自分と同じ顔がもう一人居ると言うのは、ここまで不快なものだったらしい。
いかにも退屈そうな無表情でナイフを弄っている片割れに柄にもなく僅かな苛立ちを覚えながら、何もかもそっくりな双子である自分達が外見上唯一違う箇所である彼の琥珀色の瞳を軽く一瞥する。――いつもは、凶暴な色を湛えている筈のその瞳を。
少し見ただけではいつもと変わらないようなその瞳が「いつも」より僅かに僅かに揺れているのに気付けるのは、やっぱり肉親だけに分かる違いと言う奴なのだろうか。
それに少しだけ優越感を感じてみたりする。……そんな事をしても意味は無いと分かっているけれど。

「……どうかしたの?」

ねえ、と呼び掛けても当然その言葉に彼が答える訳も無く、いつも通りの鋭い目で睨み付けられただけだったけれど。
それを気にもせずに彼の方を見ていても何かが変わる筈もない訳で、ただ片割れが何も変わらない無表情に戻っただけだった。

「フリッピー、」

ふと名前を呼べば向けられる殺気。これは二人で共有している名前のつもりだけど、どうやらこの片割れはあの名前が嫌いらしい(じゃあ、なんと呼べばあいつは満足してくれるんだろう)。

「……その名前で呼ぶな、」

時間差で聞こえた自分より僅かに低い声。これも自分達の数少ない決定的に違う所のひとつの筈なのに、どうやら良く間違えられる。ちゃんと見分けて欲しいと(少なくとも僕は)思っているのに。

「……覚醒、」

そう小さく呟けばぴくり、と動いた眉。
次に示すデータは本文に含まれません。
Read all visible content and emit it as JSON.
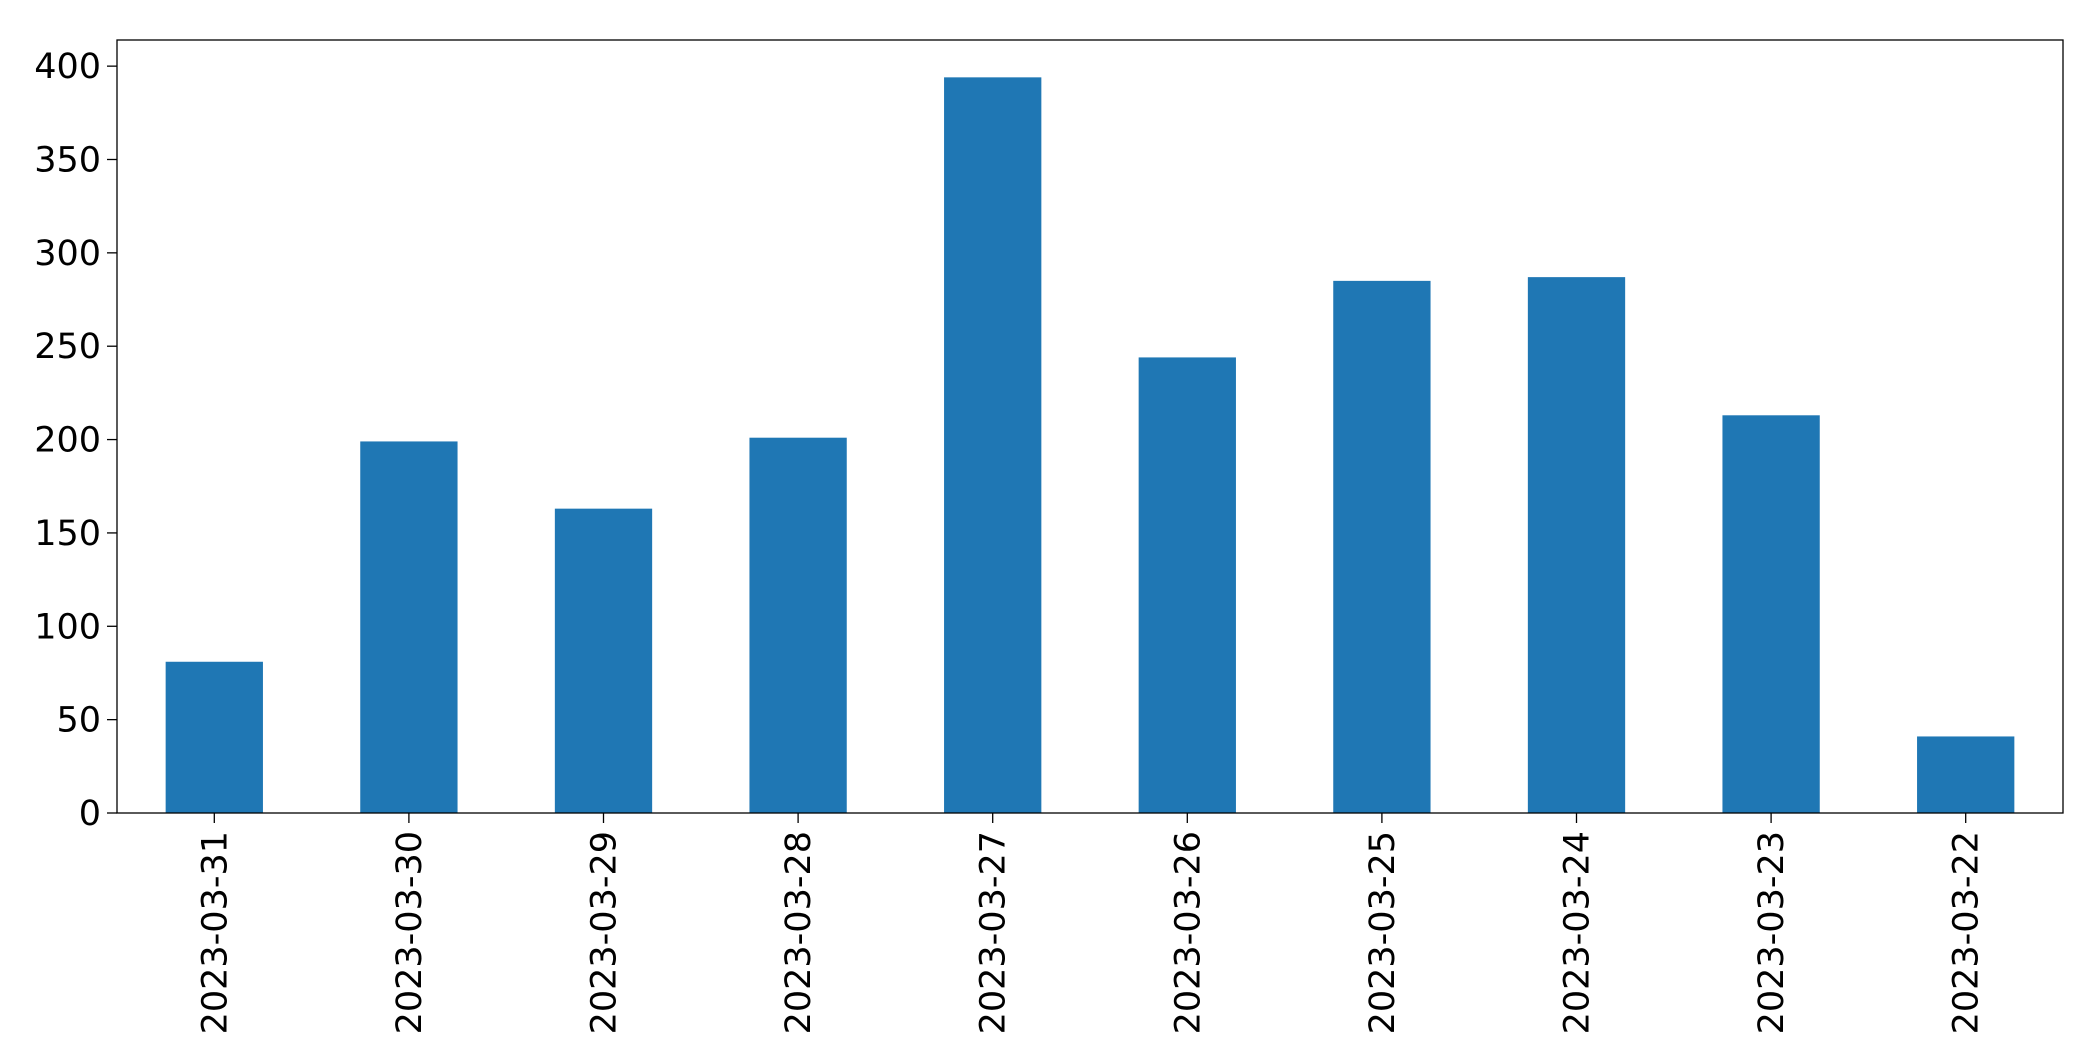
{
  "chart_data": {
    "type": "bar",
    "categories": [
      "2023-03-31",
      "2023-03-30",
      "2023-03-29",
      "2023-03-28",
      "2023-03-27",
      "2023-03-26",
      "2023-03-25",
      "2023-03-24",
      "2023-03-23",
      "2023-03-22"
    ],
    "values": [
      81,
      199,
      163,
      201,
      394,
      244,
      285,
      287,
      213,
      41
    ],
    "color": "#1f77b4",
    "ylim": [
      0,
      414
    ],
    "yticks": [
      0,
      50,
      100,
      150,
      200,
      250,
      300,
      350,
      400
    ],
    "grid": false
  }
}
返事は無い。
どうせ何をしてもこの妙に頑固な片割れが「いつもと違う」理由を話すことは無いだろうし、僕も聞き出す気はない。話さないならせめて返事くらい聞かせて貰っても良いものだけれど。
そんなことをぼんやりと考えていると、いつの間にか目の前に自分と良く似た顔が居る事に気付く。いつの間に居たんだなんてそんなことを聞く気は、勿論僕には無い。

「……ねえ、」
「何だよ」

短く返された返事に僅かに微笑む。どうやら僕が柄にもなく苛立っていたのは、彼の声が聞きたかったからなのかもしれない。
そんなの、まるで子供みたいじゃないか、と自嘲も含んだ笑みを軽く心の中で浮かべてから、そのまま小さく呟く。

「……好きだよ、」

たった一人の肉親であるお前が、唯一無二の存在である君が。
本当に大嫌いで、大好きだと。
返事は期待していないし、そもそも返事が来るとも思ってはいないけれど、これだけは言わせて欲しかったんだ。
最初に思っていた事とは随分違う結論に辿り着いたな、何て下らない事を考えてながら、自分と同じ色の髪に軽くキスをした。